If negotiations again fail so from my perspective Israel could concentrate to talk solution with Egypt and Jordan (e.g. from base of Three-State-Solution) or with Arab League. And of course one option are unilateral solutions – Israel annexing Israeli populated areas officially to Israel and PA seeking recognition from international community as state. As any of these options in my opinion are worse than even worst mutual compromise and peace deal I hope all the best for further talks.

P.S:

The Facts Of Life In The Middle East”   by Avi Bell is a good description about Israeli-Palestinian dilemma – and Western hypocrisy – as follows:

The Facts Of Life In The Middle East” by Avi Bell

If Israel refuses to negotiate, that proves Israel is not interested in peace, because it refuses to negotiate. If the Palestinians refuse to negotiate, that proves Israel is not interested in peace, because the Palestinians can see negotiations with Israel are pointless.

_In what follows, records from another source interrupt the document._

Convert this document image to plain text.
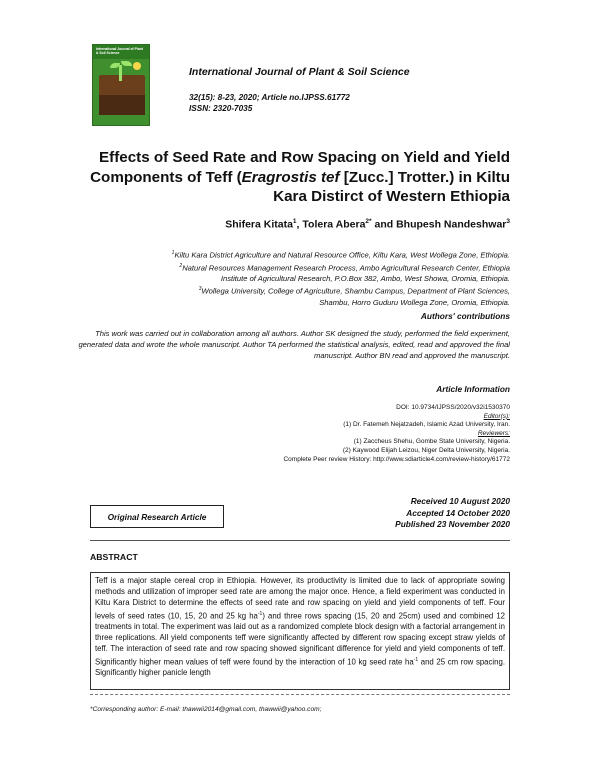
International Journal of Plant & Soil Science
International Journal of Plant & Soil Science
32(15): 8-23, 2020; Article no.IJPSS.61772
ISSN: 2320-7035
Effects of Seed Rate and Row Spacing on Yield and Yield Components of Teff (Eragrostis tef [Zucc.] Trotter.) in Kiltu Kara Distirct of Western Ethiopia
Shifera Kitata$^1$, Tolera Abera$^{2*}$ and Bhupesh Nandeshwar$^3$
$^1$Kiltu Kara District Agriculture and Natural Resource Office, Kiltu Kara, West Wollega Zone, Ethiopia.
$^2$Natural Resources Management Research Process, Ambo Agricultural Research Center, Ethiopia
Institute of Agricultural Research, P.O.Box 382, Ambo, West Showa, Oromia, Ethiopia.
$^3$Wollega University, College of Agriculture, Shambu Campus, Department of Plant Sciences,
Shambu, Horro Guduru Wollega Zone, Oromia, Ethiopia.
Authors' contributions
This work was carried out in collaboration among all authors. Author SK designed the study, performed the field experiment, generated data and wrote the whole manuscript. Author TA performed the statistical analysis, edited, read and approved the final manuscript. Author BN read and approved the manuscript.
Article Information
DOI: 10.9734/IJPSS/2020/v32i1530370
Editor(s):
(1) Dr. Fatemeh Nejatzadeh, Islamic Azad University, Iran.
Reviewers:
(1) Zaccheus Shehu, Gombe State University, Nigeria.
(2) Kaywood Elijah Leizou, Niger Delta University, Nigeria.
Complete Peer review History: http://www.sdiarticle4.com/review-history/61772
Received 10 August 2020
Accepted 14 October 2020
Published 23 November 2020
Original Research Article
ABSTRACT
Teff is a major staple cereal crop in Ethiopia. However, its productivity is limited due to lack of appropriate sowing methods and utilization of improper seed rate are among the major once. Hence, a field experiment was conducted in Kiltu Kara District to determine the effects of seed rate and row spacing on yield and yield components of teff. Four levels of seed rates (10, 15, 20 and 25 kg $ha^{-1}$) and three rows spacing (15, 20 and 25cm) used and combined 12 treatments in total. The experiment was laid out as a randomized complete block design with a factorial arrangement in three replications. All yield components teff were significantly affected by different row spacing except straw yields of teff. The interaction of seed rate and row spacing showed significant difference for yield and yield components of teff. Significantly higher mean values of teff were found by the interaction of 10 kg seed rate $ha^{-1}$ and 25 cm row spacing. Significantly higher panicle length
*Corresponding author: E-mail: thawwii2014@gmail.com, thawwii@yahoo.com;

If Israel makes preconditions to negotiations, that proves Israel is not interested in peace, because it is trying to avoid negotiations. If the Palestinians make preconditions to negotiations, that proves Israel is not interested in peace, because the Palestinians have to force Israel to be serious in the negotiations.

If Israel makes no offer of peace, that proves Israel is not interested in peace. If the Palestinians make no offer of peace, that proves Israel is not interested in peace, because the Palestinians can see that making offers of peace with Israel are pointless.

If Israel makes an offer of peace and the Palestinians reject it, that proves Israel is not interested in peace, because Israel is not willing to make the kind of offer the Palestinians would accept.

There are variations on this, e.g.,:

If Arabs make war, but offer to end it, that proves that Israel is interested in war and Arabs are interested in peace, because the Arabs offered peace. (Thomas Friedman/Arab “peace” initiative) If Israel makes war, but offers to end it, that proves that Israel is interested in war and Arabs are interested in peace, because Israel made war. (Defensive Pillar, Lebanon II, etc.)

If Arabs attack, that proves Israel is interested in war and Arabs are interested in peace, because Israel provoked the Arabs to attack. If Israel attacks, that proves Israel is interested in war and Arabs are interested in peace, because Israel attacked.

If Palestinians carry out acts of terrorism, that proves that Israel is mistreating the Palestinians, because the Palestinians feel they have no choice but to carry out acts of terrorism. If Palestinians try to carry out acts of terrorism, but Israel foils them, that proves that Israel is mistreating the Palestinians, because Israel is carrying out anti-terror actions against the Palestinians even while there is no terrorism.

If Palestinians don’t try to carry out acts of terrorism, that proves that Israel is mistreating the Palestinians, because the Palestinians are good and innocent and Israel uses terrorism as an excuse to mistreat Palestinians.